Red Hat Bugzilla – Bug 1512568
OVN services does not recovered on OVN master node after killing ovsdb-server services[nb/sb] or ovn-northd service
Last modified: 2018-02-15 17:33:54 EST
Description of problem: Auto recover does not work on OVN master node after killing ovnDB services or north-d service. When running kill -9 of ovsdb-server [ovnnb_db.pid/ovnsb_db.pid] or ovn-northd The expected behavior is one of the slaves nodes will take the OVN master role. Pacemaker should detect that the services are down and move the role to the slave node. After debugging with dev its looks like that recovering script on the master is not called. Version-Release number of selected component (if applicable): rpm -qa |grep ovn openstack-nova-novncproxy-16.0.3-0.20171028031400.60d6e87.el7ost.noarch puppet-ovn-11.3.1-0.20170825135756.c03c3ed.el7ost.noarch python-networking-ovn-3.0.1-0.20171005161553.0cde8a5.el7ost.noarch novnc-0.6.1-1.el7ost.noarch openvswitch-ovn-central-2.7.2-4.git20170719.el7fdp.x86_64 openvswitch-ovn-host-2.7.2-4.git20170719.el7fdp.x86_64 openvswitch-ovn-common-2.7.2-4.git20170719.el7fdp.x86_64 (overcloud) [root@controller-2 ~]# rpm -qa |grep pacemaker pacemaker-cli-1.1.16-12.el7_4.4.x86_64 ansible-pacemaker-1.0.3-2.el7ost.noarch pacemaker-1.1.16-12.el7_4.4.x86_64 puppet-pacemaker-0.6.1-0.20171024215340.9a46ecd.el7ost.noarch pacemaker-libs-1.1.16-12.el7_4.4.x86_64 pacemaker-cluster-libs-1.1.16-12.el7_4.4.x86_ How reproducible: 100% Steps to Reproduce: 1.deploy HA setup with OVN 2.Kill -9 ovn-northd service / ovsdb-server on Master node 3.verify that one of the slave node change the status to be "Master" https://drive.google.com/a/redhat.com/file/d/1v_4oDMM1jQaQ7Ey40vUgrIaiFlGjF4lK/view?usp=sharing
One thing which is missing from OVN pacemaker OCf script is that - on the master node, it doesn't check the health of ovn-northd. This needs to be fixed.

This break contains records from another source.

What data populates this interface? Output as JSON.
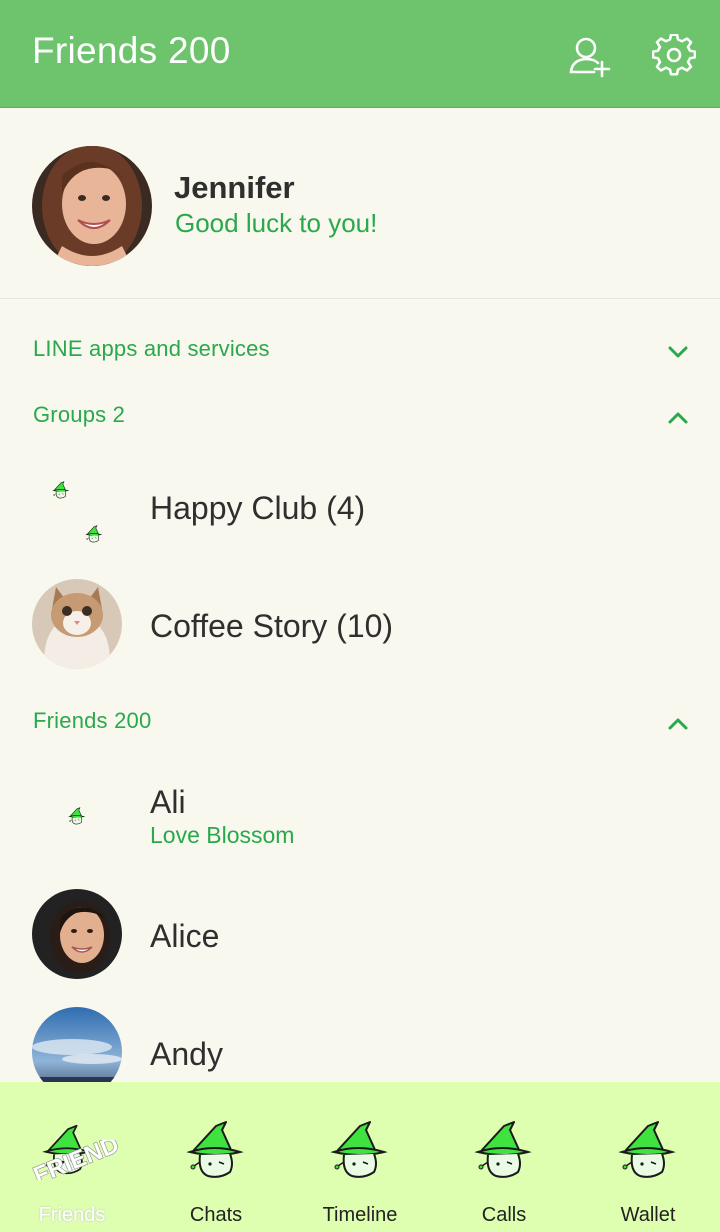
{
  "header": {
    "title": "Friends 200",
    "add_friend_icon": "add-friend-icon",
    "settings_icon": "gear-icon",
    "bg_color": "#6dc46d"
  },
  "profile": {
    "name": "Jennifer",
    "status": "Good luck to you!"
  },
  "sections": {
    "line_apps": "LINE apps and services",
    "groups": "Groups 2",
    "friends": "Friends 200"
  },
  "groups": [
    {
      "name": "Happy Club (4)"
    },
    {
      "name": "Coffee Story (10)"
    }
  ],
  "friends": [
    {
      "name": "Ali",
      "status": "Love Blossom"
    },
    {
      "name": "Alice"
    },
    {
      "name": "Andy"
    }
  ],
  "tabs": [
    {
      "label": "Friends",
      "stamp": "FRIEND"
    },
    {
      "label": "Chats"
    },
    {
      "label": "Timeline"
    },
    {
      "label": "Calls"
    },
    {
      "label": "Wallet"
    }
  ],
  "colors": {
    "accent": "#2aa84c",
    "tabbar": "#dfffb0",
    "background": "#f8f8ee"
  }
}
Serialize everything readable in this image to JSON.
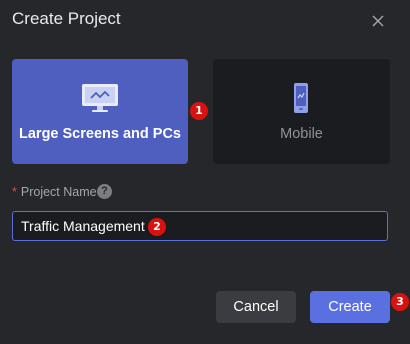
{
  "dialog": {
    "title": "Create Project",
    "close_icon": "close-icon"
  },
  "platform_options": [
    {
      "label": "Large Screens and PCs",
      "icon": "monitor-icon",
      "selected": true
    },
    {
      "label": "Mobile",
      "icon": "phone-icon",
      "selected": false
    }
  ],
  "form": {
    "required_mark": "*",
    "project_name_label": "Project Name",
    "help_icon": "question-circle-icon",
    "help_glyph": "?",
    "project_name_value": "Traffic Management"
  },
  "buttons": {
    "cancel_label": "Cancel",
    "create_label": "Create"
  },
  "step_badges": [
    "1",
    "2",
    "3"
  ],
  "colors": {
    "background": "#26272b",
    "selected_card": "#4f5fc0",
    "unselected_card": "#1b1c1f",
    "primary_button": "#5b70e0",
    "badge": "#d9120f"
  }
}
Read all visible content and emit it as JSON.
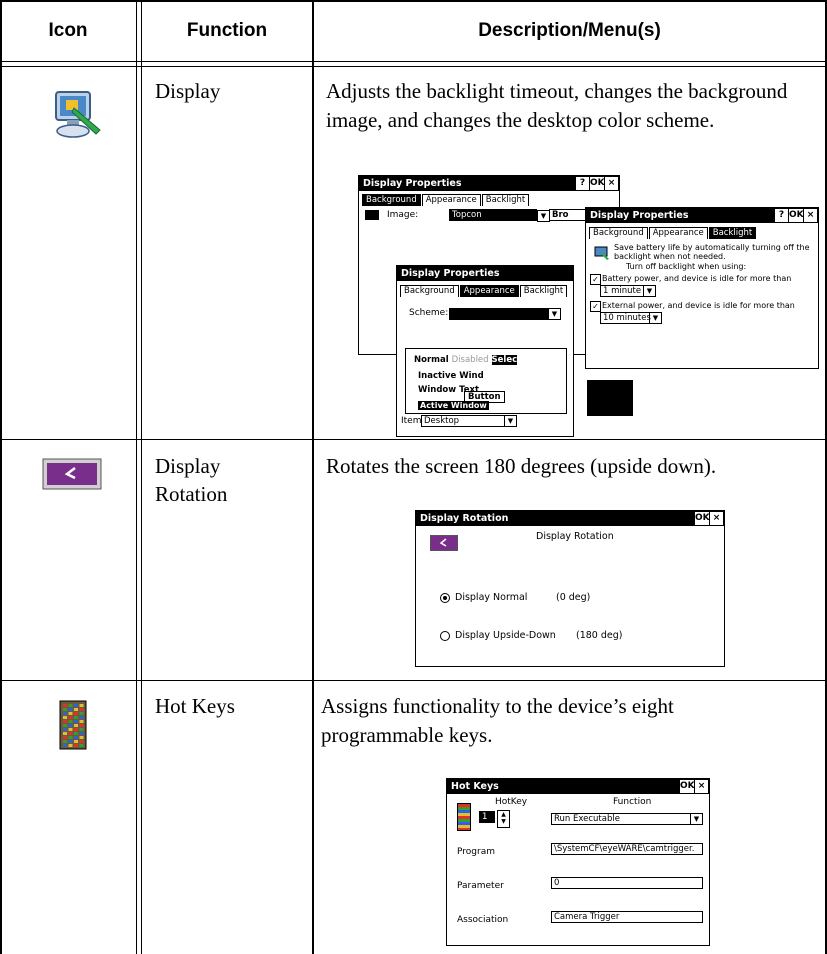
{
  "table": {
    "headers": {
      "icon": "Icon",
      "function": "Function",
      "description": "Description/Menu(s)"
    },
    "rows": [
      {
        "function": "Display",
        "description": "Adjusts the backlight timeout, changes the background image, and changes the desktop color scheme.",
        "screenshot": {
          "dlg1": {
            "title": "Display Properties",
            "help": "?",
            "ok": "OK",
            "close": "×",
            "tabs": [
              "Background",
              "Appearance",
              "Backlight"
            ],
            "image_label": "Image:",
            "image_value": "Topcon",
            "browse": "Bro"
          },
          "dlg2": {
            "title": "Display Properties",
            "tabs": [
              "Background",
              "Appearance",
              "Backlight"
            ],
            "scheme_label": "Scheme:",
            "preview_tabs": [
              "Normal",
              "Disabled",
              "Selec"
            ],
            "inactive": "Inactive Wind",
            "window_text": "Window Text",
            "button": "Button",
            "active": "Active Window",
            "item_label": "Item:",
            "item_value": "Desktop"
          },
          "dlg3": {
            "title": "Display Properties",
            "tabs": [
              "Background",
              "Appearance",
              "Backlight"
            ],
            "intro": "Save battery life by automatically turning off the backlight when not needed.",
            "turnoff": "Turn off backlight when using:",
            "battery": "Battery power, and device is idle for more than",
            "battery_value": "1 minute",
            "external": "External power, and device is idle for more than",
            "external_value": "10 minutes"
          }
        }
      },
      {
        "function": "Display Rotation",
        "description": "Rotates the screen 180 degrees (upside down).",
        "screenshot": {
          "title": "Display Rotation",
          "ok": "OK",
          "close": "×",
          "heading": "Display Rotation",
          "normal_label": "Display Normal",
          "normal_deg": "(0 deg)",
          "upside_label": "Display Upside-Down",
          "upside_deg": "(180 deg)"
        }
      },
      {
        "function": "Hot Keys",
        "description": " Assigns functionality to the device’s eight programmable keys.",
        "screenshot": {
          "title": "Hot Keys",
          "ok": "OK",
          "close": "×",
          "hotkey_label": "HotKey",
          "function_label": "Function",
          "hotkey_value": "1",
          "function_value": "Run Executable",
          "program_label": "Program",
          "program_value": "\\SystemCF\\eyeWARE\\camtrigger.",
          "parameter_label": "Parameter",
          "parameter_value": "0",
          "association_label": "Association",
          "association_value": "Camera Trigger"
        }
      }
    ]
  },
  "colors": {
    "rotation_icon_bg": "#7a2e8c",
    "display_icon_arm": "#2fa84f",
    "monitor_blue": "#4a88c8"
  },
  "icons": [
    "display-icon",
    "rotation-icon",
    "hotkeys-icon"
  ]
}
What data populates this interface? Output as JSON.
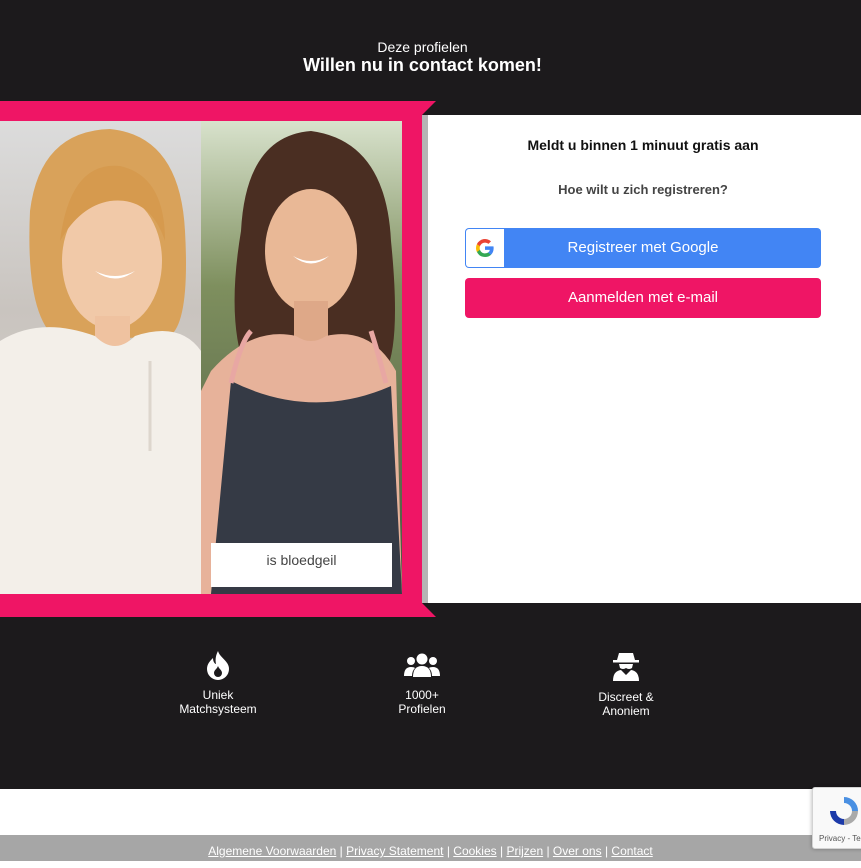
{
  "header": {
    "subtitle": "Deze profielen",
    "title": "Willen nu in contact komen!"
  },
  "profiles": {
    "caption": "is bloedgeil"
  },
  "signup": {
    "title": "Meldt u binnen 1 minuut gratis aan",
    "question": "Hoe wilt u zich registreren?",
    "google_label": "Registreer met Google",
    "email_label": "Aanmelden met e-mail",
    "colors": {
      "google": "#4285f4",
      "email": "#ef1565"
    }
  },
  "features": [
    {
      "icon": "flame-icon",
      "line1": "Uniek",
      "line2": "Matchsysteem"
    },
    {
      "icon": "users-icon",
      "line1": "1000+",
      "line2": "Profielen"
    },
    {
      "icon": "spy-icon",
      "line1": "Discreet &",
      "line2": "Anoniem"
    }
  ],
  "footer": {
    "links": [
      "Algemene Voorwaarden",
      "Privacy Statement",
      "Cookies",
      "Prijzen",
      "Over ons",
      "Contact"
    ]
  },
  "recaptcha": {
    "text": "Privacy - Te"
  },
  "colors": {
    "accent": "#ef1565",
    "dark_bg": "#1c1a1c",
    "footer_bg": "#a6a6a6"
  }
}
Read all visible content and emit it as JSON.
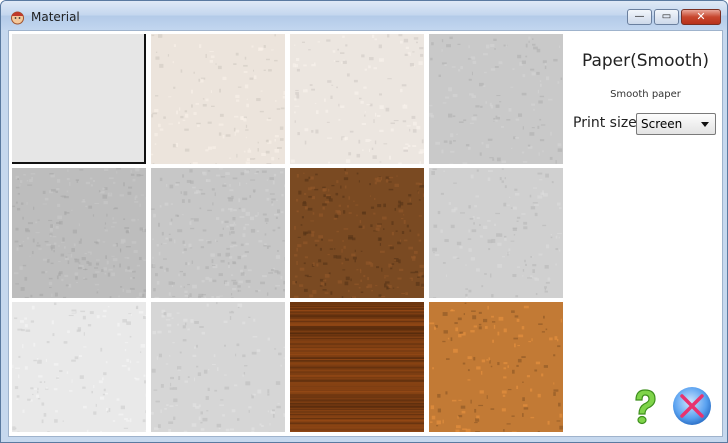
{
  "window": {
    "title": "Material"
  },
  "caption": {
    "minimize": "—",
    "maximize": "▭",
    "close": "✕"
  },
  "materials": [
    {
      "id": "blank",
      "color": "#e6e6e6"
    },
    {
      "id": "cream-1",
      "color": "#ece4dc"
    },
    {
      "id": "cream-2",
      "color": "#ece6e0"
    },
    {
      "id": "grey-crinkle",
      "color": "#c9c9c9"
    },
    {
      "id": "canvas-fine",
      "color": "#bdbdbd"
    },
    {
      "id": "canvas-coarse",
      "color": "#c7c7c7"
    },
    {
      "id": "burlap-brown",
      "color": "#7a4a22"
    },
    {
      "id": "stucco-grey",
      "color": "#d0d0d0"
    },
    {
      "id": "plaster-white",
      "color": "#e9e9e9"
    },
    {
      "id": "stucco-light",
      "color": "#d6d6d6"
    },
    {
      "id": "wood-dark",
      "color": "#7c3d12"
    },
    {
      "id": "cork-orange",
      "color": "#c27a35"
    }
  ],
  "selected_index": 0,
  "detail": {
    "title": "Paper(Smooth)",
    "description": "Smooth paper",
    "print_size_label": "Print size",
    "print_size_value": "Screen"
  },
  "buttons": {
    "help_icon": "question-mark-icon",
    "close_icon": "x-close-icon"
  }
}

But the main issue here is that, on the node where OVN db servers are running as master, pacemaker is not calling the OVN OCF script periodically with the "monitor" action. Where as it calls this script on the slave nodes. When a slave node is made as master, we see the same behavior. And the node which was master, when it becomes slave, the OCF script gets called periodically. Its OSP12 setup with all the other pacemaker services run as bundles and only OVN db service runs as a baremetal resource. @Michelle - You have any comments on this ?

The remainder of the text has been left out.